Kies je taal:

De Oostakkerse gedichten
Hugo Claus


1955, poëzie
Claus Oostakkersegedichten

De Oostakkerse gedichten geldt als een klassiek voorbeeld en tegelijk het hoogtepunt van de Vlaamse Vijftigers-poëzie. Door de overwegend dierlijke en plantaardige beeldspraak, het pulserende ritme, de vrijheidsdrang, het vitalisme en de verheerlijking van de seksualiteit die uit deze gedichten spreken, was en is dit uitgesproken vernieuwende poëzie die een beroezende leeservaring oplevert.

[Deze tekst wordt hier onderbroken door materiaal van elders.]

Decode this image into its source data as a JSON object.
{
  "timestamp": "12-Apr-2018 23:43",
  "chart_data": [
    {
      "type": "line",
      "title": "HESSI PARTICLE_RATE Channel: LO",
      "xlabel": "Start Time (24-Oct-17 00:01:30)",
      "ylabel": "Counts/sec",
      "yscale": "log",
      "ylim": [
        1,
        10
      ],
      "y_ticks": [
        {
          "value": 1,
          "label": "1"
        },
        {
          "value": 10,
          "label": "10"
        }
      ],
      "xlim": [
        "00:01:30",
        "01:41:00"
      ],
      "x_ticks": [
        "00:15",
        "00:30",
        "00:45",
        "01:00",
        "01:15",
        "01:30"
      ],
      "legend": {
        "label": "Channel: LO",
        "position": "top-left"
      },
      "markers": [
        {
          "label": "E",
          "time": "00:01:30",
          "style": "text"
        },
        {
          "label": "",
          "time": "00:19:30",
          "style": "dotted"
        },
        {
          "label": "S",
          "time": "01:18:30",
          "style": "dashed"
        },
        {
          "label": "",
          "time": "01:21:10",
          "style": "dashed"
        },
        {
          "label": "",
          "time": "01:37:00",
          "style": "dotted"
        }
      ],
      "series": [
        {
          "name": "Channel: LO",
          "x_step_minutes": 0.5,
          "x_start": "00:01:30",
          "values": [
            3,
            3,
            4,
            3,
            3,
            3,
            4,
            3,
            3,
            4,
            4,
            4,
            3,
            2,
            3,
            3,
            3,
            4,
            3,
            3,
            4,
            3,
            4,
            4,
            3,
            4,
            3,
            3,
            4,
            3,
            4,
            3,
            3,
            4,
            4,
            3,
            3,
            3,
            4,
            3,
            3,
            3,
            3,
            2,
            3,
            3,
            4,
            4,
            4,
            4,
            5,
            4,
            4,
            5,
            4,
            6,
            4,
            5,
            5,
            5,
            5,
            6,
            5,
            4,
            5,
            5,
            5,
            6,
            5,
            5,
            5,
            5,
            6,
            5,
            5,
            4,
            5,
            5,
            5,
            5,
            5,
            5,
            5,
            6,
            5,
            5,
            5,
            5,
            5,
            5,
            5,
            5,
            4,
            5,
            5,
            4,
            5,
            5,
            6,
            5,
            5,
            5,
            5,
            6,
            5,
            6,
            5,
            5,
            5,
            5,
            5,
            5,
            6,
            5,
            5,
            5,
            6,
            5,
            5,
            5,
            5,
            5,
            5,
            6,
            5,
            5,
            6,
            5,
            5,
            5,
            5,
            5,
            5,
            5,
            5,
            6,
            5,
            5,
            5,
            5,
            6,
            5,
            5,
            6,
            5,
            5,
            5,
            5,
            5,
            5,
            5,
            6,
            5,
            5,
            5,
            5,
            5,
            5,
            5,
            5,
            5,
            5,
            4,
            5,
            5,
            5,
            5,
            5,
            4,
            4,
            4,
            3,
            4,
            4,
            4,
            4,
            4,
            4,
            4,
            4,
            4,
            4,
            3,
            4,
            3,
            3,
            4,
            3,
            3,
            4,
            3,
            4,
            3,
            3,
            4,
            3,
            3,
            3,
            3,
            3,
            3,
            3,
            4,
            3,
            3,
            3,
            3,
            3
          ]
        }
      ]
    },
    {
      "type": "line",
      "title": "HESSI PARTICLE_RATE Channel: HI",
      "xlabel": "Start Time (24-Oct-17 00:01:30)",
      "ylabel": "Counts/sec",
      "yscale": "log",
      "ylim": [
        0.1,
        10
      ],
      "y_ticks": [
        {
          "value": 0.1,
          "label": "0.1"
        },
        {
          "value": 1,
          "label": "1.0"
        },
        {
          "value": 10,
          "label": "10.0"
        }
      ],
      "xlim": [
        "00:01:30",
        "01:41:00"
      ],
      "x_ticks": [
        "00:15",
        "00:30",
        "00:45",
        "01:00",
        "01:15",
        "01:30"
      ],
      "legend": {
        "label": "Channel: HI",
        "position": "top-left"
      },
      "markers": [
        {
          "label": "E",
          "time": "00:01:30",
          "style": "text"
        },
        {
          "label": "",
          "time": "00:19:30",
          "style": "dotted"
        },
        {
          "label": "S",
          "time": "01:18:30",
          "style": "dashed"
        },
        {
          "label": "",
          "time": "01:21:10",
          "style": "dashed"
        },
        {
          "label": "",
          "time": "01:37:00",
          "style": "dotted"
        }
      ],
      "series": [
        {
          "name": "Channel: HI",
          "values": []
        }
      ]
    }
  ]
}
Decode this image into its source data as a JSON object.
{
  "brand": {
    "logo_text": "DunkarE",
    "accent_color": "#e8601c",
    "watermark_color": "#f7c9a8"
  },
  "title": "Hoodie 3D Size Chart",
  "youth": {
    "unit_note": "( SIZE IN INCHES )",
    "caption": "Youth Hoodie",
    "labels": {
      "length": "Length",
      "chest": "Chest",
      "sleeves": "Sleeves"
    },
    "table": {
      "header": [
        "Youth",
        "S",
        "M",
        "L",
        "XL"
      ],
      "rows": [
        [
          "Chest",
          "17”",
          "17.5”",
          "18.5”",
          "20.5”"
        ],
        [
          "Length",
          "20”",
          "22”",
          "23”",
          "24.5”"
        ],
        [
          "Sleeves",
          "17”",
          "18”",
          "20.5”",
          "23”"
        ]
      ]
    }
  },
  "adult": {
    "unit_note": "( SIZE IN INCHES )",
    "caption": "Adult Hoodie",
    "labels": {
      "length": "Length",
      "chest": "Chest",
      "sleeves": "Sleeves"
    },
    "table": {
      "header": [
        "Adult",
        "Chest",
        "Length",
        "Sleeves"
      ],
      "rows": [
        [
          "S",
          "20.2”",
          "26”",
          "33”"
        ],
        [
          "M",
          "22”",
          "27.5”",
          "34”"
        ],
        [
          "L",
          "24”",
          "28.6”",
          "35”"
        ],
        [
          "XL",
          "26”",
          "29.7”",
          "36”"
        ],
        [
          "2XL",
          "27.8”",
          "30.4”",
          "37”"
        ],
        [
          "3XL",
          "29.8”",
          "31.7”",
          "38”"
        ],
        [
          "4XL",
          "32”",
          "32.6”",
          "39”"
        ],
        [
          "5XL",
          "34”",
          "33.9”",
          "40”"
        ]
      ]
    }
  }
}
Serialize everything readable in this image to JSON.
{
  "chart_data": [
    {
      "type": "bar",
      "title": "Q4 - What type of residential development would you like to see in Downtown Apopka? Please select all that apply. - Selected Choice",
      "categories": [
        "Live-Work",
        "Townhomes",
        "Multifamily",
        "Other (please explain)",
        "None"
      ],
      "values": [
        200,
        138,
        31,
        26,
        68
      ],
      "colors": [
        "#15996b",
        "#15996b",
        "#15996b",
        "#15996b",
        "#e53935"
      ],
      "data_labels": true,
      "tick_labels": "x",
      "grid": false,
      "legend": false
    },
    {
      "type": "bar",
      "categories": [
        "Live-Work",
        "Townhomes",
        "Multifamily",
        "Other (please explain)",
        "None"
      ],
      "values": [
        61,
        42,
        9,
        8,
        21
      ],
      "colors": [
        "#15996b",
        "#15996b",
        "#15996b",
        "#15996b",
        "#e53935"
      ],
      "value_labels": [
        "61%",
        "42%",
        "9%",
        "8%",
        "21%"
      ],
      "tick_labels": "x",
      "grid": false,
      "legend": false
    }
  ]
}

In de beelden die in De Oostakkerse gedichten voorkomen worden de meest uiteenlopende elementen met elkaar verbonden. De eerste lezers van deze bundel meenden dan ook dat die beelden voornamelijk spontaan, associatief of klankmatig tot stand gekomen waren, in het verlengde van het surrealisme. Later bleek evenwel dat – voor wie het wil zien – heel veel van de schijnbaar intuïtieve gedichten vol verwijzingen zitten naar (klassieke) literatuur, van Dante en William Blake tot Karel Van de Woestijne en Paul van Ostaijen. Claus hanteert in deze bundel dus een werkwijze zoals T.S. Eliot dat deed in The Waste Land, zodat De Oostakkerse gedichten veeleer in de traditie van het modernisme geplaatst moeten worden.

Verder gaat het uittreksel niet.